Truth be told, I was only dressed in these for 10 minutes before I ran to cover up. These poses were orchestrated in angles that I wanted them to be. I sucked my tummy the entire time, and the photos where I didn’t, are obviously scrapped.
But I’m still proud of my body, nevertheless. I mean, not to the point where I’d run naked around town, that’s another story. I may still be chained to the hive mind of what’s good and what’s bad, but I’ve come to love my body more than I ever did before. I’m slowly trying to break away from the restrictions I’ve set upon myself just because I fear of what people will perceive of me and my body.
What I’m really trying to say is, I may seem confident in all of my shoots and looks but I’m still a work in progress.

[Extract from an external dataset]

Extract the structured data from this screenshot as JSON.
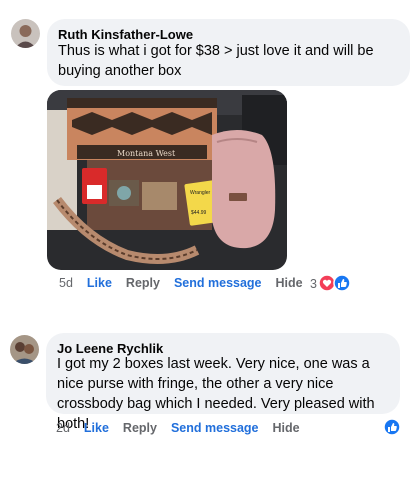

So are you and there’s nothing to be ashamed of it. That doesn’t mean that you’ll have to wear bikinis from now on, no. It’s more of, wear whatever you want to wear, may it be covering you head to toe or not. Dress for yourself and be happy in it.
Ooooh, boy. Didn’t mean for this to be personal and political. I just hope, we get to be kinder to ourselves and our bodies. We only have one, after all.
Where were we? Oh, yes. I’m wearing a skirt. A top. A slider that is useless with sand everywhere. And uhm, yes, it was lovely.
H&M Coachella halter top, suede skirt, straw hat; Rubi via Cotton On sliders.